Anti-cancer vaccine to be tested on humans
THE FIRST VACCINE designed to protect people against cancer is to be tested on humans in small- scale clinical trials around the country, the Cancer Research Campaign said yesterday.
The vaccine is effective against a type of herpes virus - the Epstein Barr virus (EBV) - which has been linked with a variety of cancers. About 90 per cent of people world-wide have been exposed to EBV; many suffer no ill-effects but in others it causes a range of illnesses depending on genetic and environmental factors.
In Britain, the virus causes glandular fever and has also been associated with Hodgkin's lymphoma, a cancer of the lymph glands which affects 1,200 people each year. In China, EBV is thought to be responsible for 50,000 deaths annually from cancer of the nasal cavity. In Africa, EBV is linked with Burkitt's lymphoma, which affects mainly children and causes the jaw to swell up to 10 times its normal size. Although this disease is treatable with radiotherapy and drugs, few children in the third world countries receive such expensive treatment. Large-scale vaccination with an affordable vaccine would prevent thousands of deaths.

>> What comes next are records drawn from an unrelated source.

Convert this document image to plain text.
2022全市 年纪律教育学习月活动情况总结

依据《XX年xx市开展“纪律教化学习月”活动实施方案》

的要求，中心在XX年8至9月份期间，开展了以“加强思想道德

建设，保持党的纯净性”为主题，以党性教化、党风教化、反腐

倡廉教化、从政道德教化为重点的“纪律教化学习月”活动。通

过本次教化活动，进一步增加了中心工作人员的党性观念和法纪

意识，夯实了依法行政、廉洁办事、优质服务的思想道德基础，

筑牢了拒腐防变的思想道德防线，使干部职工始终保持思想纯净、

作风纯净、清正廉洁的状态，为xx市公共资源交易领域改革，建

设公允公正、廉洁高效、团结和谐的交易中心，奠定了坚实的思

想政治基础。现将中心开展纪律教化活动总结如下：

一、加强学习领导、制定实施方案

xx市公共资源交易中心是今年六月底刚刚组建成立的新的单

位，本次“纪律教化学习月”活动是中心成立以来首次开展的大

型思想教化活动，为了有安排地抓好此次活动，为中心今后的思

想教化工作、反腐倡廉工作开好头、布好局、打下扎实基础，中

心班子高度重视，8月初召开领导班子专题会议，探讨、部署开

The EBV vaccine has been developed by Dr John Arrand and Dr Mike Mackett of the Cancer Research Campaign Laboratories at the Paterson Institute in Manchester, in collaboration with CRC scientists in Bristol and Birmingham. Trials are expected to start before next year.

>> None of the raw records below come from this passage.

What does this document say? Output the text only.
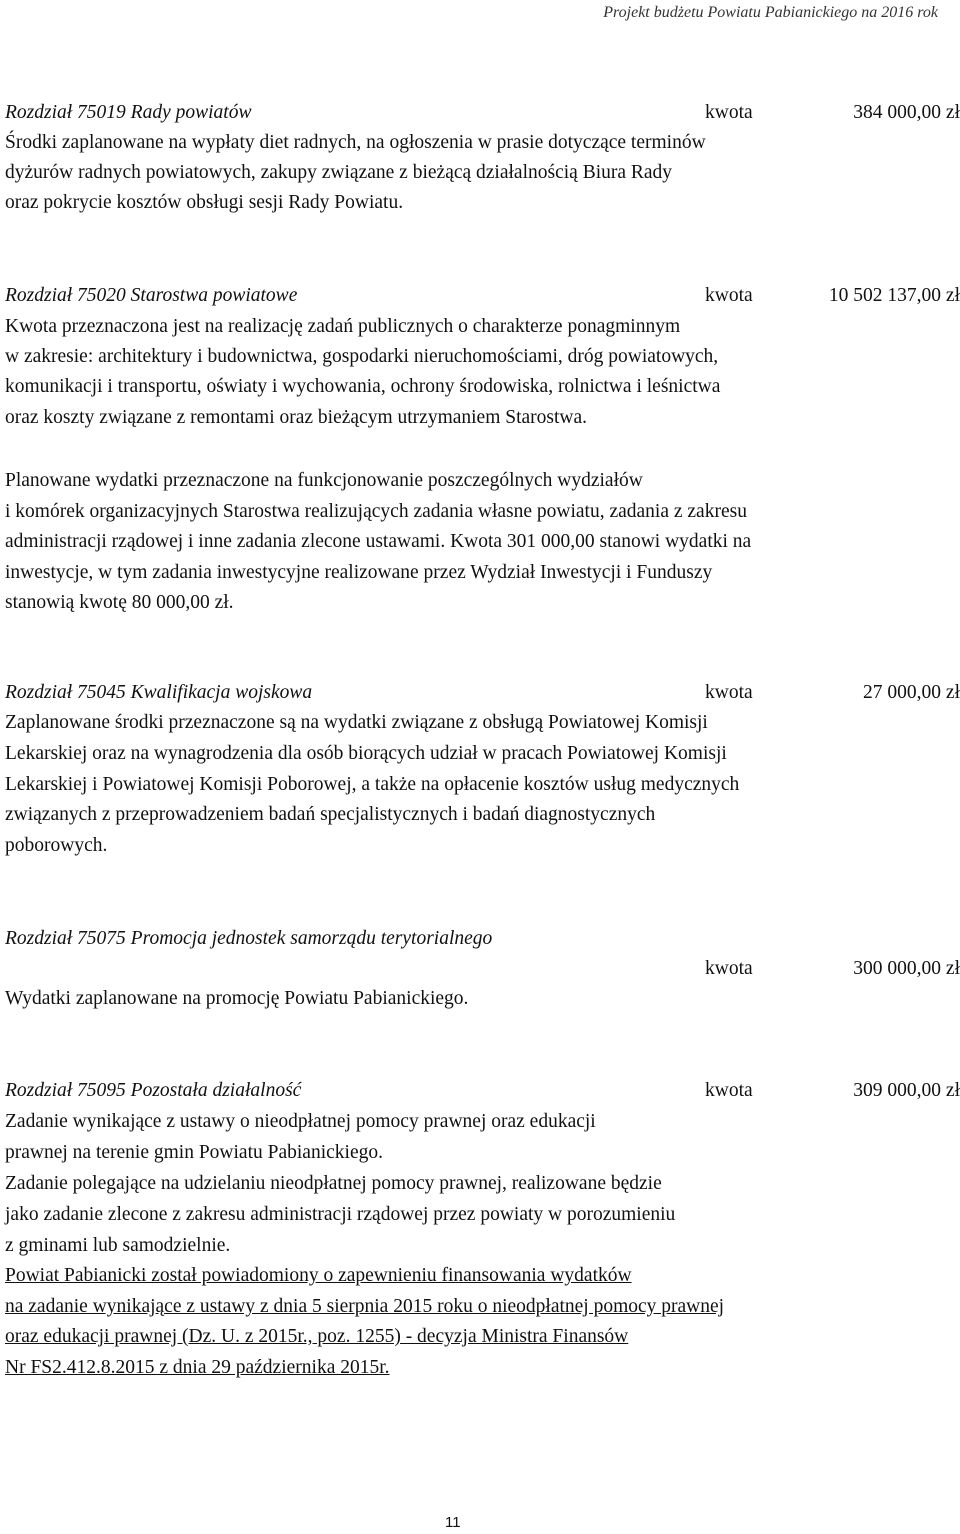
Projekt budżetu Powiatu Pabianickiego na 2016 rok
Rozdział 75019 Rady powiatów	kwota	384 000,00 zł
Środki zaplanowane na wypłaty diet radnych, na ogłoszenia w prasie dotyczące terminów
dyżurów radnych powiatowych, zakupy związane z bieżącą działalnością Biura Rady
oraz pokrycie kosztów obsługi sesji Rady Powiatu.
Rozdział 75020 Starostwa powiatowe	kwota	10 502 137,00 zł
Kwota przeznaczona jest na realizację zadań publicznych o charakterze ponagminnym
w zakresie: architektury i budownictwa, gospodarki nieruchomościami, dróg powiatowych,
komunikacji i transportu, oświaty i wychowania, ochrony środowiska, rolnictwa i leśnictwa
oraz koszty związane z remontami oraz bieżącym utrzymaniem Starostwa.
Planowane wydatki przeznaczone na funkcjonowanie poszczególnych wydziałów
i komórek organizacyjnych Starostwa realizujących zadania własne powiatu, zadania z zakresu
administracji rządowej i inne zadania zlecone ustawami. Kwota 301 000,00 stanowi wydatki na
inwestycje, w tym zadania inwestycyjne realizowane przez Wydział Inwestycji i Funduszy
stanowią kwotę 80 000,00 zł.
Rozdział 75045 Kwalifikacja wojskowa	kwota	27 000,00 zł
Zaplanowane środki przeznaczone są na wydatki związane z obsługą Powiatowej Komisji
Lekarskiej oraz na wynagrodzenia dla osób biorących udział w pracach Powiatowej Komisji
Lekarskiej i Powiatowej Komisji Poborowej, a także na opłacenie kosztów usług medycznych
związanych z przeprowadzeniem badań specjalistycznych i badań diagnostycznych
poborowych.
Rozdział 75075 Promocja jednostek samorządu terytorialnego
kwota	300 000,00 zł
Wydatki zaplanowane na promocję Powiatu Pabianickiego.
Rozdział 75095 Pozostała działalność	kwota	309 000,00 zł
Zadanie wynikające z ustawy o nieodpłatnej pomocy prawnej oraz edukacji
prawnej na terenie gmin Powiatu Pabianickiego.
Zadanie polegające na udzielaniu nieodpłatnej pomocy prawnej, realizowane będzie
jako zadanie zlecone z zakresu administracji rządowej przez powiaty w porozumieniu
z gminami lub samodzielnie.
Powiat Pabianicki został powiadomiony o zapewnieniu finansowania wydatków
na zadanie wynikające z ustawy z dnia 5 sierpnia 2015 roku o nieodpłatnej pomocy prawnej
oraz edukacji prawnej (Dz. U. z 2015r., poz. 1255) - decyzja Ministra Finansów
Nr FS2.412.8.2015 z dnia 29 października 2015r.
11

Dr Mackett said experimental results suggested that an individual who was injected with the purified protein would produce anti- bodies against EBV.
He predicted that a vaccine for widespread use would be available by the end of the decade. In the UK it may be possible to screen for those who have not been exposed to the virus naturally, and vaccinate against glandular fever and possibly Hodgkin's Disease.
Viruses are believed to be responsible for about 20 per cent of all human cancers but only four have been positively associated with the disease to date.